Nigerian firms dominate Google's multi-million dollar start-up funding 2 years in a row
This year's list, which has 10 start-ups added to the programme from last year's cohort has 23 Nigerian firms among the 60 picked to share $4 million seed funding from Google.
This is the second phase of the programme for start-ups in Africa as Google seeks to fund African start-ups with seed capital.
With 23 eligible firms, Nigerian start-ups make up a third of the 2022 cohort.
In 2021, Nigerian start-ups constituted half of the eligible firms with 25 out of 50 selected to share $3 million.

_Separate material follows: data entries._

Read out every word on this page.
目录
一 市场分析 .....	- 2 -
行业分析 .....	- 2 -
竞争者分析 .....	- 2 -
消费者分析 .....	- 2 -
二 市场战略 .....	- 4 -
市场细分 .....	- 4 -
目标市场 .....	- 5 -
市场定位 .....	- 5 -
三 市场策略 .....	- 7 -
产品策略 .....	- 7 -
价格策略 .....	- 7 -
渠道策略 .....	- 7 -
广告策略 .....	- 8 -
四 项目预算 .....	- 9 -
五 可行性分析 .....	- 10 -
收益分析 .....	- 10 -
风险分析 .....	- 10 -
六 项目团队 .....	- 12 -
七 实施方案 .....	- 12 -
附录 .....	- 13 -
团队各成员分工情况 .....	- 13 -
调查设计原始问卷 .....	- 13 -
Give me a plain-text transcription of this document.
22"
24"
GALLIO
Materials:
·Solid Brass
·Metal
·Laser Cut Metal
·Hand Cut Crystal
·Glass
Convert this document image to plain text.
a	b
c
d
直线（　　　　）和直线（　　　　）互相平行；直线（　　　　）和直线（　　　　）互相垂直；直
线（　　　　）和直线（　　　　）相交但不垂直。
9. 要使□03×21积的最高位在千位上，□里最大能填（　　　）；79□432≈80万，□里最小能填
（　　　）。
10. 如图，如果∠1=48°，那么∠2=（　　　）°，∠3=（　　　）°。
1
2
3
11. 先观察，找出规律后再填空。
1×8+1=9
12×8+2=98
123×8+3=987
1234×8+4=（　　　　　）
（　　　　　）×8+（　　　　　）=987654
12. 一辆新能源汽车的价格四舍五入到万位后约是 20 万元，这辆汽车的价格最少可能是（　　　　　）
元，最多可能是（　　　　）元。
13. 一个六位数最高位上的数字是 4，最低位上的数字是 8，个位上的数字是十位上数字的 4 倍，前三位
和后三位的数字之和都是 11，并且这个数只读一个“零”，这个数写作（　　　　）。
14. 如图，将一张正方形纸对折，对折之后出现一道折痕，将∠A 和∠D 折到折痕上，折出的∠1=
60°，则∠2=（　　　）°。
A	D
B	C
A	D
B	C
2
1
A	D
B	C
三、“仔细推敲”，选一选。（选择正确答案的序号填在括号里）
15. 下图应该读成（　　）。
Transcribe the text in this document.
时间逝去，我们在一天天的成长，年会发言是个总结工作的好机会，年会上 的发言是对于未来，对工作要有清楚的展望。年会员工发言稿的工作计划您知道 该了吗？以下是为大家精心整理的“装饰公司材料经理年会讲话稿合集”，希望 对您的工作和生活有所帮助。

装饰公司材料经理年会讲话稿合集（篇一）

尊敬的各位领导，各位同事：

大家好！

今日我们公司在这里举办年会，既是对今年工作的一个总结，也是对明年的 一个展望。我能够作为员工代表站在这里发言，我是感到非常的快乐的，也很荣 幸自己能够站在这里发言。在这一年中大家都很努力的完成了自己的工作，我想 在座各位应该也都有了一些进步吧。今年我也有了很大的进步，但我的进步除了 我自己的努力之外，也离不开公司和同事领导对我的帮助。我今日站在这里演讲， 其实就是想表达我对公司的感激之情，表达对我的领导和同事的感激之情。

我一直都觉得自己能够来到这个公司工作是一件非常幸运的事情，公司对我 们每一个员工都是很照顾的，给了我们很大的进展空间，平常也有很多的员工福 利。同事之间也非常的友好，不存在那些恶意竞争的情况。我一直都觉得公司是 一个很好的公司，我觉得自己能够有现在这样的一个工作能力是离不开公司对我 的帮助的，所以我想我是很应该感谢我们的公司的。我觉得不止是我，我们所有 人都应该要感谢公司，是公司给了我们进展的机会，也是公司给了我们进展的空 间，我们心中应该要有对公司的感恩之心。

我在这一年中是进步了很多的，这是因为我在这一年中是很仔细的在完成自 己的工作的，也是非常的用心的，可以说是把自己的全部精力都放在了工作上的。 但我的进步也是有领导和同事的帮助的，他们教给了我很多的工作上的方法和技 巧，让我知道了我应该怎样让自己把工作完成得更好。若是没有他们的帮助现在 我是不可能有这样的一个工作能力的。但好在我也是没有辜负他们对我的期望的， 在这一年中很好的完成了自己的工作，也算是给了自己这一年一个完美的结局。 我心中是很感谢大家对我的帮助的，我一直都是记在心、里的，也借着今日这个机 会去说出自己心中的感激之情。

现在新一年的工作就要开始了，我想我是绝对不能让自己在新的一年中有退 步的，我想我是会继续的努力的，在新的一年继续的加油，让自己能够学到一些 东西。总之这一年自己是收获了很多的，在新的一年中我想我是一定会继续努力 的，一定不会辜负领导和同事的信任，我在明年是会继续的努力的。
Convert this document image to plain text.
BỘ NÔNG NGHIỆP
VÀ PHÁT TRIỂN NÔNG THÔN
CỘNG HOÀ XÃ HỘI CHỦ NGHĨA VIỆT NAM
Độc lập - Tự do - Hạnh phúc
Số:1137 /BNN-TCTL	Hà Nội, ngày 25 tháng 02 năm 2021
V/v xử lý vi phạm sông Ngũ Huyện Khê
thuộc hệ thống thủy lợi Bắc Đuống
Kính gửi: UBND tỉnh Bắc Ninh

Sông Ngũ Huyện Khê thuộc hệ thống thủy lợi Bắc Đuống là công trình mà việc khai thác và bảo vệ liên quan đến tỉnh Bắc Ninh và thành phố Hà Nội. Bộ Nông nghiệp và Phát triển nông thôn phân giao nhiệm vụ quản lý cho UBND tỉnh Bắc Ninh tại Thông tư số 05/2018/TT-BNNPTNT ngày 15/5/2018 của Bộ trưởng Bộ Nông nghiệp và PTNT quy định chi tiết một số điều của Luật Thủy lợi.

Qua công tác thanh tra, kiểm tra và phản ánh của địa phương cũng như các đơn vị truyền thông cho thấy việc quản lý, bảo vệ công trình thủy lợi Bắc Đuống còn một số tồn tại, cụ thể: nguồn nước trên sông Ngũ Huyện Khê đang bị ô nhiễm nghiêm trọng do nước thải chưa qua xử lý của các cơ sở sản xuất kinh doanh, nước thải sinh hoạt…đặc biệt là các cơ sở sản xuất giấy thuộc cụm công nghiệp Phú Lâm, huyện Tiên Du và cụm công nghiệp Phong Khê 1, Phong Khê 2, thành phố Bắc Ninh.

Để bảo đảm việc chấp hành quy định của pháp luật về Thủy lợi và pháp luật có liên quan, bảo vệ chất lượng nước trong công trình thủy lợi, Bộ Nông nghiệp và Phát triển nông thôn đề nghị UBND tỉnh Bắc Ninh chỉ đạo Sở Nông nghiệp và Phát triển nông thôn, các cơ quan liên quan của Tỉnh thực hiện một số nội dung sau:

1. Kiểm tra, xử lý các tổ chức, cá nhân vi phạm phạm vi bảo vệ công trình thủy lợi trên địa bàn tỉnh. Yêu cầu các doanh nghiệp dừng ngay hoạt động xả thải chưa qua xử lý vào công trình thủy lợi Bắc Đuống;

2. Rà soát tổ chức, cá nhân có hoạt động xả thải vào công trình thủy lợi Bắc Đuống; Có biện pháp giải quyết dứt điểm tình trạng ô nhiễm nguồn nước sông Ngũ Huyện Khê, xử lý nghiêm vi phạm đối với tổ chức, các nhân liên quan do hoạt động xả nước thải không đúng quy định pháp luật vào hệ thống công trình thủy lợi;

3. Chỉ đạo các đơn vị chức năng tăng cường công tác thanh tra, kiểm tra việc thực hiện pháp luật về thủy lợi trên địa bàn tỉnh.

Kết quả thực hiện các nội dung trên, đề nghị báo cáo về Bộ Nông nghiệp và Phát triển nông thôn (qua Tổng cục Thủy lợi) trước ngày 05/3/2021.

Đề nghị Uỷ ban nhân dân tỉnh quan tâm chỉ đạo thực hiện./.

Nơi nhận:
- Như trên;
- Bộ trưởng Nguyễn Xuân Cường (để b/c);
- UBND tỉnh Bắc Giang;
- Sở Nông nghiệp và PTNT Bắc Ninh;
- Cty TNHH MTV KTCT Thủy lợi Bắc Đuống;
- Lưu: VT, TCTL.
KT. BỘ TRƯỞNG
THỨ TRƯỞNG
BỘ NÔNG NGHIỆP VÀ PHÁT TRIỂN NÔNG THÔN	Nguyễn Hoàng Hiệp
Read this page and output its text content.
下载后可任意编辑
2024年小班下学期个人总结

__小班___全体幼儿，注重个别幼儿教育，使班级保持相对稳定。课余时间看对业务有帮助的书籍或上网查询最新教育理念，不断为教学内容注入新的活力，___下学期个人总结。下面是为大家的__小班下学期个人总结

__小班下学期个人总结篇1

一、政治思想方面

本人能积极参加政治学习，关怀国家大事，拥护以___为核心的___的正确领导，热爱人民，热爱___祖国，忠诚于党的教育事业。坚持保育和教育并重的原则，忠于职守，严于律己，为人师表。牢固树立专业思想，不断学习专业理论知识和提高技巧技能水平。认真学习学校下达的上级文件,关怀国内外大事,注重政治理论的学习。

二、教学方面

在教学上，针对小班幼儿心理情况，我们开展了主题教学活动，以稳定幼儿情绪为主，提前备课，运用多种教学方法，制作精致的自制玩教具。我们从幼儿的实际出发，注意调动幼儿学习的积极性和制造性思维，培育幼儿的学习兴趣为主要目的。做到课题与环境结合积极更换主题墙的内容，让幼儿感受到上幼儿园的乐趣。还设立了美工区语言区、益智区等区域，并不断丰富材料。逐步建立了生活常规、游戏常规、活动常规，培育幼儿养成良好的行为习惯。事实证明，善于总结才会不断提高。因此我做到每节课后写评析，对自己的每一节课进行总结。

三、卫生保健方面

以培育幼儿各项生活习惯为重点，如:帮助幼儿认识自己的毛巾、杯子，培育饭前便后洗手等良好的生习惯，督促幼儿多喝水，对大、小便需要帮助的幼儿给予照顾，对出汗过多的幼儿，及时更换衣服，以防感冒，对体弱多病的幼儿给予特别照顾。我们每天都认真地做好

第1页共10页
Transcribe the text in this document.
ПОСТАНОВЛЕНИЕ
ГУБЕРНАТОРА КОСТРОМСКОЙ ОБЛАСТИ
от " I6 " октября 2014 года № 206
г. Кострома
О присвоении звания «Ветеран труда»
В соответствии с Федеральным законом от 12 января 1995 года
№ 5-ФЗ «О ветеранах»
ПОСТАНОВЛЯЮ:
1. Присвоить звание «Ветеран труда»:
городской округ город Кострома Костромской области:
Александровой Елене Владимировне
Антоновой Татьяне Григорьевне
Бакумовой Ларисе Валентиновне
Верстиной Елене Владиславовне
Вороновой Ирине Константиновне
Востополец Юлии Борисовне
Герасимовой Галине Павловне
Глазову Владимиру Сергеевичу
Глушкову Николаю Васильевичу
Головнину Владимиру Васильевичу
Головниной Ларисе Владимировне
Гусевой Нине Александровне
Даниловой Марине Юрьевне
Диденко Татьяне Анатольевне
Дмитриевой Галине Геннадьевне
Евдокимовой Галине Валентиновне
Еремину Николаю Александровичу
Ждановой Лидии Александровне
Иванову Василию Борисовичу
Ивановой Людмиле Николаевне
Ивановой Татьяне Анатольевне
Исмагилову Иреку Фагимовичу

For two years in a row, Nigerian start-ups have beat other tech start-ups from Kenya, South Africa, Rwanda, Cameroon, Ghana, Senegal, Ethiopia, Uganda, and Botswana to dominate the Google black founders fund (BFF).
The start-ups that made it to the cohort are spread across various sectors including food, media, and travel, but the majority are in fintech, logistics, and healthcare.
While announcing the feat, Folarin Aiyegbusi, Google’s Head of Start-up Ecosystem, Sub Sahara Africa, revealed that the 60 start-ups for the 2022 cohort would also get non-dilutive awards of between $50,000 and $100,000 and up to $200,000 in Google Cloud credit.
The 2022 cohort is made up of 50 per cent women-led businesses, and are from Botswana, Cameroon, Ethiopia, Ghana, Kenya, Nigeria, Rwanda, Senegal, South Africa and Uganda..
12 start-ups made it from Kenya while Rwanda had 12 entries.
Others are South Africa with five start-ups, Uganda got four slots, Botswana and Senegal got one selected start-up each, Cameroon and Ghana both got three slots each while Ethiopia has two selected start-ups.